Beside Lethe, a respiratory machine emitted a constant beep. The Doctor inspected his son’s eyes.

“The police came to the apartment. They found heroin all over.”

“They did?”

From behind the partitioning drape, voices of doctors and nurses made a circling chant. Lethe’s father stepped back from his son, assessing his overall physical status.

“You’ll be moved into the psych ward later tonight.”

“I will?”

Lethe turned to his mother. Her pensive gaze was weighing on him. Was she upset? Worried?

“What mom?”

“Your mother brought you some candy.” His father said.

A Conversation with Dr. Offenbach

The confines of the mental ward produced a very strange reaction in Lethe. Whereas most of the adolescent patients rebelled against their captivity in the ward, Lethe found a certain comfort in being taken care of and treated as if he were different. The schedule for each day involved stretching in the morning, breakfast, arts and crafts, group therapy, meeting with your doctor, lunch, naptime, drug and alcohol classes, afternoon activities, and dinner. He had his own room with a double-plate glass window that looked out at a heating unit on top of a hospital building, and his mother and father usually came once a week to bring him Twizzlers.

Lethe took an extreme pleasure in meeting with his learned psychiatrist each day. Dr. Offenbach, having studied psychology for many years, was a precious resource to Lethe. As Lethe saw it, his doctor was helping him to discover the secrets of his mind. Dr. Offenbach was like his personal assistant on the journey toward self-realization.

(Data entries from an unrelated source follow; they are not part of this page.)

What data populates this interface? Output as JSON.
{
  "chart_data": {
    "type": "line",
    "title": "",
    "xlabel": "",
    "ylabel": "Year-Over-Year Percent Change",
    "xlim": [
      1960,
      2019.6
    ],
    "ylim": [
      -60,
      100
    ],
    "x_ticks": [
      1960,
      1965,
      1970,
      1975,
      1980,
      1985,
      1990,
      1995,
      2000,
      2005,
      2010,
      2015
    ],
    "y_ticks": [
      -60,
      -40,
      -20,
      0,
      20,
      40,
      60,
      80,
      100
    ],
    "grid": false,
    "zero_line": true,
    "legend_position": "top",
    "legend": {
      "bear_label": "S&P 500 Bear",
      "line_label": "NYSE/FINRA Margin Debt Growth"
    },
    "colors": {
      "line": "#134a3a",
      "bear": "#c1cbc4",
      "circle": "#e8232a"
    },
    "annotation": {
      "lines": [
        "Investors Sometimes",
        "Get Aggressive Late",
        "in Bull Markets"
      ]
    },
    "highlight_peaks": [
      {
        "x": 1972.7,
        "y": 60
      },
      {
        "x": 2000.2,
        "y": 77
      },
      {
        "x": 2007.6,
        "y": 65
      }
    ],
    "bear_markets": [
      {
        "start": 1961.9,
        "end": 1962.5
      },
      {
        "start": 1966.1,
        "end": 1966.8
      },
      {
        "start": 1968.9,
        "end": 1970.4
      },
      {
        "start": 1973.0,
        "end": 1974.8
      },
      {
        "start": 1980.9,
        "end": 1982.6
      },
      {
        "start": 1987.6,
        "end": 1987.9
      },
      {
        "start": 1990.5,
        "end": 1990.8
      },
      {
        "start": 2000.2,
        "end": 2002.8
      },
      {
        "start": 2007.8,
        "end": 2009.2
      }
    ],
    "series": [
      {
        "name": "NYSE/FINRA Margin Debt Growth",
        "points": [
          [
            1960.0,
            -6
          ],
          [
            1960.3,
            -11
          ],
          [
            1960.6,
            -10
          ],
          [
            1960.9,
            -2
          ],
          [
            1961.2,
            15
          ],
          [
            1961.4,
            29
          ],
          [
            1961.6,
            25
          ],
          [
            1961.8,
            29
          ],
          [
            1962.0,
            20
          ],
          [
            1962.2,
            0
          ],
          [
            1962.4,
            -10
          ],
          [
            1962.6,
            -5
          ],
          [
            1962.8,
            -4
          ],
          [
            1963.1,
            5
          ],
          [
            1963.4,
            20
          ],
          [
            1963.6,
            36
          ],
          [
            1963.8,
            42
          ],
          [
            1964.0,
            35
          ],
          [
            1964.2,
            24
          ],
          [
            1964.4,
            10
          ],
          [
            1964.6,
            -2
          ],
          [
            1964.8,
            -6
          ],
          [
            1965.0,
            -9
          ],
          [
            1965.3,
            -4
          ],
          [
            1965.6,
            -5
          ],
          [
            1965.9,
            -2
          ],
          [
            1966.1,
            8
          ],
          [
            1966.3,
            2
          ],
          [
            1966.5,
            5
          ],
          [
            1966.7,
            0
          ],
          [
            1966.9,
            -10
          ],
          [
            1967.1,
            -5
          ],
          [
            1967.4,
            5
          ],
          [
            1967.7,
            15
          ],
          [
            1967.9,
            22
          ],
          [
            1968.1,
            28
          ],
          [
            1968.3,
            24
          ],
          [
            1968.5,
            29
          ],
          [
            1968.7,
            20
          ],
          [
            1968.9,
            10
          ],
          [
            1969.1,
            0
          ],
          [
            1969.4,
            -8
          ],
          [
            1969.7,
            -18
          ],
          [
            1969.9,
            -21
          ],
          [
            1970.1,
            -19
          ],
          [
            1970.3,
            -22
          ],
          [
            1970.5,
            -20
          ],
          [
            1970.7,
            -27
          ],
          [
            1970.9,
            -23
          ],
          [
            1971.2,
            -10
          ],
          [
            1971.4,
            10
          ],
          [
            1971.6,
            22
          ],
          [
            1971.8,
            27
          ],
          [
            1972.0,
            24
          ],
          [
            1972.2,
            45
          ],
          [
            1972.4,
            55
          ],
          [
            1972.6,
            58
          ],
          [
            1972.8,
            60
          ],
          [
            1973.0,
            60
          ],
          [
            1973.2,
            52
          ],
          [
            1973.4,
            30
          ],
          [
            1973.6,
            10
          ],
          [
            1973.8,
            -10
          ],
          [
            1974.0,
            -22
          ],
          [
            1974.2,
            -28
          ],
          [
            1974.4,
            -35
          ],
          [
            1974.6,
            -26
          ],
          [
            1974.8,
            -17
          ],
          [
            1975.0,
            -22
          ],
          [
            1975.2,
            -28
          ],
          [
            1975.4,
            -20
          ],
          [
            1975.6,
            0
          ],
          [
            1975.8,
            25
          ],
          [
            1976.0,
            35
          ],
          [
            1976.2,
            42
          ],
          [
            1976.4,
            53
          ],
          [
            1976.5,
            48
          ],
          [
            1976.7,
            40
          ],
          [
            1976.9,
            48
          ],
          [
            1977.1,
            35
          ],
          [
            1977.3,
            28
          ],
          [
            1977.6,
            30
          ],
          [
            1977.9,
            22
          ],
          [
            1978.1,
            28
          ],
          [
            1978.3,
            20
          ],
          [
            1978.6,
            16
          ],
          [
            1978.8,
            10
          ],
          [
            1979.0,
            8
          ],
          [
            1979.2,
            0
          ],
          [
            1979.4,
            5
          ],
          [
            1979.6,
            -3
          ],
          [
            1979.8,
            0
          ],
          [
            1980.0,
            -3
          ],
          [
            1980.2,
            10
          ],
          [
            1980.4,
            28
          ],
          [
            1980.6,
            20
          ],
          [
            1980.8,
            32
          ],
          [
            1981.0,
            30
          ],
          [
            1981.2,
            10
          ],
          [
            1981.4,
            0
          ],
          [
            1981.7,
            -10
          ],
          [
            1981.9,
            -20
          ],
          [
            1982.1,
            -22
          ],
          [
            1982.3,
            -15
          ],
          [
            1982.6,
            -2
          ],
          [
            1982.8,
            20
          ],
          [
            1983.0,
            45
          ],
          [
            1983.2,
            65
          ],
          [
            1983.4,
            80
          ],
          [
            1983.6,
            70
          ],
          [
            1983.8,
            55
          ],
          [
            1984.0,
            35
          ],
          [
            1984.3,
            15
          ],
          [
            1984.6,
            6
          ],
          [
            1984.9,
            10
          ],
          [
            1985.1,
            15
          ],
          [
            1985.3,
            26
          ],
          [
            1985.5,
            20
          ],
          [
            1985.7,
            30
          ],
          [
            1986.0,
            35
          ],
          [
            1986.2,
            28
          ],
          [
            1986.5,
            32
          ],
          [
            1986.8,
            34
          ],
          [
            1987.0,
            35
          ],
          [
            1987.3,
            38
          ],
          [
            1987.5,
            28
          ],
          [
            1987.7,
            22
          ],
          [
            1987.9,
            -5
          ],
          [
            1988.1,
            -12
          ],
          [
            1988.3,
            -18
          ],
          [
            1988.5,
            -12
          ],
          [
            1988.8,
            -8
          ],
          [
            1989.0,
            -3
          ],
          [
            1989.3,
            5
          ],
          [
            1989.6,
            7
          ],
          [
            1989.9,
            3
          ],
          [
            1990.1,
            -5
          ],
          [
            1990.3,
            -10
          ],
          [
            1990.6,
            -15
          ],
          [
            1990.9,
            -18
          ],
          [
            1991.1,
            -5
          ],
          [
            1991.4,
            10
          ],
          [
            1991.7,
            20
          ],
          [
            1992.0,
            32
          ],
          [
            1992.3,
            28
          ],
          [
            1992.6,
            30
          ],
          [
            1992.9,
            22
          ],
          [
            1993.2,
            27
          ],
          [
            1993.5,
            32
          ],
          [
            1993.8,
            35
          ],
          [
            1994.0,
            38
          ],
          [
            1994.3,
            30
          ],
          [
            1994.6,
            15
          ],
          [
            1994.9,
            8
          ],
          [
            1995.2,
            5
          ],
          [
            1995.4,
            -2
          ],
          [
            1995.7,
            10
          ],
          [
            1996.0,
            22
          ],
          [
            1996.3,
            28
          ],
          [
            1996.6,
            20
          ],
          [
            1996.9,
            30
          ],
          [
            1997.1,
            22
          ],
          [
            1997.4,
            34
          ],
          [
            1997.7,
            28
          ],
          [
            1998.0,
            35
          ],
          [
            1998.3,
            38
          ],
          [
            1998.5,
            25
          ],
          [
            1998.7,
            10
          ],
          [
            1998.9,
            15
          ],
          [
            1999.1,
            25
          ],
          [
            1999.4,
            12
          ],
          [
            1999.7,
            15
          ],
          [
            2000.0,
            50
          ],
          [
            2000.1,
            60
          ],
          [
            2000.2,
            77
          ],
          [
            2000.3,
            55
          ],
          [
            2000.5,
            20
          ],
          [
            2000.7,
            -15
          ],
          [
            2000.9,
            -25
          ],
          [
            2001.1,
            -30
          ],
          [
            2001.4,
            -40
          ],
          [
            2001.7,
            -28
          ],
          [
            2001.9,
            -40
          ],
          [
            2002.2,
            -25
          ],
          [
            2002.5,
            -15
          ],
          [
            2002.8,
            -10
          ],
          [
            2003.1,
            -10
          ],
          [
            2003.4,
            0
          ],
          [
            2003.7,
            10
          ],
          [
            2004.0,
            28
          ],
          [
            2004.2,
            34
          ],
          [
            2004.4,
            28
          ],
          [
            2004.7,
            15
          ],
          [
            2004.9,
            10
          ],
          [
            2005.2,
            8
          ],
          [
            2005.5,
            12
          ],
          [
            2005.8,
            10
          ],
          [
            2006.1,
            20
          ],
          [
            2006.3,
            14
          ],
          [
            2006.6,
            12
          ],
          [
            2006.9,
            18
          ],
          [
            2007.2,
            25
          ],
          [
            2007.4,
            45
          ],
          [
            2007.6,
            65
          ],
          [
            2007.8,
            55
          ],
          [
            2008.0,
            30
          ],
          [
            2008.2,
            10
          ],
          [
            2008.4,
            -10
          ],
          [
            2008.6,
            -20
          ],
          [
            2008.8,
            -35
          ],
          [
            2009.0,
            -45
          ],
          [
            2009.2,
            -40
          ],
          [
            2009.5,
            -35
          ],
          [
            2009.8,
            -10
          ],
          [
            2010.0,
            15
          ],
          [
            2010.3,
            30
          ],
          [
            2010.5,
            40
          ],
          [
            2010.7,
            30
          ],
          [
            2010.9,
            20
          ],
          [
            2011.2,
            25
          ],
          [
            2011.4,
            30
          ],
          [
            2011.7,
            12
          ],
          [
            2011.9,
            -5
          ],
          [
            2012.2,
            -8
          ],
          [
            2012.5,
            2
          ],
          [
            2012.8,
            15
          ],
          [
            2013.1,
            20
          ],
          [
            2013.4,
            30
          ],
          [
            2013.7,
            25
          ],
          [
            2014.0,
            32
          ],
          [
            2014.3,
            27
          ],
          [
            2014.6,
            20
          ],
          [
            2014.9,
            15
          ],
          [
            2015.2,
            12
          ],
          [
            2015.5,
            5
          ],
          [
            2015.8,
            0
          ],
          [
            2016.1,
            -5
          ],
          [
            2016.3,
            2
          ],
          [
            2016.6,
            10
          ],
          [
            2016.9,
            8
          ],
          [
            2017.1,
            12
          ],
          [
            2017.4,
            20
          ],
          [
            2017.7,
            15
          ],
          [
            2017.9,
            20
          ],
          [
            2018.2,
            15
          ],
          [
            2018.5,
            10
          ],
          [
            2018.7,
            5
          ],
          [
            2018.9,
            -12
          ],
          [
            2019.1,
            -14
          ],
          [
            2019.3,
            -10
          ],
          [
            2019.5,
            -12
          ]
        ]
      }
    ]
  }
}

Dr. Offenbach wrote in his reports: “the patient says he is cultivating himself to become a genius” and “the patient says he has to return to college where he can resume his work in solitude”. When confronted about his use of drugs, Lethe told the doctor that “he occasionally took Ritalin to concentrate better”.

“But the police found heroin all over your mother’s apartment, correct?”

“Heroin? Yes, I did that.”

“But I thought you were studying to become a genius.”

“I am. I have a duty to myself, to cultivate myself. I can’t be bothered by anyone.”

“What about the heroin, Lethe? Were you taking heroin?”

“Only as an experiment.”

“But the police found fourteen separate plastic baggies of heroin in your mother’s apartment. That sounds like a little more than an experiment to me.”

“I liked the way it felt.”

“But you agree that heroin wasn’t going to help you study?”

“No, it wasn’t going to help me study. But it did more than that. It brought me to that place.”

“What place, Lethe?”

“The place—you know—where Authors go.”

In the meantime, Dr. Offenbach arranged for his patient to be flown out to Tucson, Arizona where Lethe would attend a thirty-day rehabilitation program.